PATHS ALL query memory leak / unresponsive?

Hello!

I'm doing some custom machine learning work with stardog, and as part of that, I need to run a series of hundreds of PATHS ALL queries. The individual queries all work well, returning results in ~1 second, but after running many of them in sequence, stardog becomes unresponsive.

As the queries run, stardog starts to use more and more memory. Once it reaches its memory allocation, then the CPU starts churning at 100% and the server is no longer responsive, requiring a restart. (Seems to me like there may be a memory leak?)

Running the server with more memory (have tried up to -Xmx16g -Xms16g, direct memory 32g) allows the system to process more queries before locking up, but does not solve the problem. I'm running stardog through docker, and the container does have a higher memory limit than stardog is configured to use.

The database is really small too - only ~6K triples - so it really doesn't seem like it should need that much memory.

The specific query comes from the following python format string, where {s} and {t} are two specific entities, and {max_length} is provided and is usually 5:

    query = f"""
        PATHS ALL
        START ?s = {s}
        END   ?t = {t}
        VIA   {{
            GRAPH <###subgraph_name###> {{
                ?s a ?sc . ?t a ?tc .
            }}
                    
            ?sc a <http://www.w3.org/ns/shacl#NodeShape> .
            ?tc a <http://www.w3.org/ns/shacl#NodeShape> .

            # In the case of triples of the form  s --(r)-> t
            {{
                ?sc <http://www.w3.org/ns/shacl#property> ?_prop .
                ?_prop <http://www.w3.org/ns/shacl#class> ?tc ;
                    <http://www.w3.org/ns/shacl#path> ?p .
                GRAPH <###subgraph_name###> {{ ?s ?p ?t . }}
                BIND('forward' AS ?direction)
            }}
            UNION
            # In the case of triples of the form  t --(r)-> s
            {{
                ?tc <http://www.w3.org/ns/shacl#property> ?_prop .
                ?_prop <http://www.w3.org/ns/shacl#class> ?sc ;
                    <http://www.w3.org/ns/shacl#path> ?p .
                GRAPH <###subgraph_name###> {{ ?t ?p ?s . }}
                BIND('inverse' AS ?direction)
            }}
        }}
        MAX LENGTH {max_length}
    """

Any guidance would be very much appreciated.

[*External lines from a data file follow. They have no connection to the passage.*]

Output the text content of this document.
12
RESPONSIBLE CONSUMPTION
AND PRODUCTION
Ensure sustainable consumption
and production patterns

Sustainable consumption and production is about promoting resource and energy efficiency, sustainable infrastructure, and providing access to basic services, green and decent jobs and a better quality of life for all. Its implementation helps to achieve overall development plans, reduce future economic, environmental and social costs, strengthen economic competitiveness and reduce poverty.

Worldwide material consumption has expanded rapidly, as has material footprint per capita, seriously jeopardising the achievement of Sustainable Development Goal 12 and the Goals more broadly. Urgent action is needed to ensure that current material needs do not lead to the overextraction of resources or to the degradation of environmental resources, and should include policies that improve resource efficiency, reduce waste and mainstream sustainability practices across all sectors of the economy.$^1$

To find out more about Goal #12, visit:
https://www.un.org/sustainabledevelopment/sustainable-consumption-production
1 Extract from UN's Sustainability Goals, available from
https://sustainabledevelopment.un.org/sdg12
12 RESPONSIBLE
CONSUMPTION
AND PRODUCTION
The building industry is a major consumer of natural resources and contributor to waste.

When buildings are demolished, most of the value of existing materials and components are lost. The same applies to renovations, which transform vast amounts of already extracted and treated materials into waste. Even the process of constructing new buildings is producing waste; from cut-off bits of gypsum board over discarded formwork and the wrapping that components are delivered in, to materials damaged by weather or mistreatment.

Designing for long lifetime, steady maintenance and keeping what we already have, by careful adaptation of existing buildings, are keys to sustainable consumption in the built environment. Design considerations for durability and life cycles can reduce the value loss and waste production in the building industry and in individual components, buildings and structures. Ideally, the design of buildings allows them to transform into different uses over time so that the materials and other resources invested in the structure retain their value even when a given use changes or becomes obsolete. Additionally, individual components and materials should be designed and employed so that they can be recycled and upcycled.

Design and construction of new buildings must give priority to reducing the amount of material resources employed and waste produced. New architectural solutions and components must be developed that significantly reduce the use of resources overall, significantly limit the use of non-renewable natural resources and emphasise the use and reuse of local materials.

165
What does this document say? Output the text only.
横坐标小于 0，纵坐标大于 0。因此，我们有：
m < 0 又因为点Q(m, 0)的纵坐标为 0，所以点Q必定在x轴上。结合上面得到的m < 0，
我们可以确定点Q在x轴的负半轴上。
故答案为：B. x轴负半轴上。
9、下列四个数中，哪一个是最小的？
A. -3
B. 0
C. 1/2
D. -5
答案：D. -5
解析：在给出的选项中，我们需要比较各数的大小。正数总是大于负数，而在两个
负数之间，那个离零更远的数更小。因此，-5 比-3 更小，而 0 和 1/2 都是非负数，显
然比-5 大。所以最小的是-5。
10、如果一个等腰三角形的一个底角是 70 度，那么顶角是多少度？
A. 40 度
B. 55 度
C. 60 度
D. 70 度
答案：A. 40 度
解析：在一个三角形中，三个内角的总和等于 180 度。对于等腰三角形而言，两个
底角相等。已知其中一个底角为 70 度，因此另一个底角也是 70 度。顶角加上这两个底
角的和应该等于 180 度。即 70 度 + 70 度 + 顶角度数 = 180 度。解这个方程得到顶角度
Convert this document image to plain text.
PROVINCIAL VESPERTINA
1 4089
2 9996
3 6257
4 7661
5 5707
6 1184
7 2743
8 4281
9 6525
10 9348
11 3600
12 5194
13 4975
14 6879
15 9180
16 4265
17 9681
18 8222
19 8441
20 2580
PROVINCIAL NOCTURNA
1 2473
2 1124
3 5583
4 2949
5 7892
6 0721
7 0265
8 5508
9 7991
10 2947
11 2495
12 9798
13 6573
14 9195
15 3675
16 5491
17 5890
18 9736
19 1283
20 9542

Thank you!

Hi, the first thing I'd suggest is to rule out the possibility of not closing query results and/or connections if your client executes these queries in some sort of a loop. If it does not fully consume results nor closes the connection, the server will keep the result set around and it could lead to the behaviour you're observing. Feel free to share your code.

You can also use stardog-admin server metrics | grep queries.running to see if the number of active queries isn't growing.

If all seems well, the next step would be to collect the Java heap dump when the server is stuck and share with us. You don't need a large heap for that, feel free to lower -Xmx to get a smaller dump file.

Cheers,
Pavel

Hi Pavel,

Thanks for the quick response!

I changed my code to use the following pattern for all stardog access, and stardog-admin server metrics was reporting 0-1 active queries at a time, so I don't think it should be leaving resources open too long.

def stardog_conn():
    conn_details = dict(
        endpoint='http://localhost:5820',
        username='admin',
        password='admin'
    )
    return stardog.Connection('db_name', **conn_details)

def processing_function():
    with stardog_conn() as conn:
        res = conn.select(query)
    # process res
    return processed_res

Here is a link to a heap dump with -Xmx256m -Xms256m max direct 512m, so hopefully that's enough to gain some insight - let me know if you'd like me to run it again with more memory.

I did notice this time that the stardog docker container does give an explicit java.lang.OutOfMemoryError: GC overhead limit exceeded, too.

Cheers!

Thanks a lot. There's a leak of some specific form here indeed.

While we're investigating, try to do the following: add query.plan.reuse=never to your database options (either with metadata set or as an argument to db create if you reload the data). You can restart the server too to clean up the heap.

If it doesn't help, please share another dump (you can now delete the previous one).

Thanks,
Pavel

Hi Pavel,

Thank you, that query.plan.reuse=never is working.

Cheers!

This topic was automatically closed 14 days after the last reply. New replies are no longer allowed.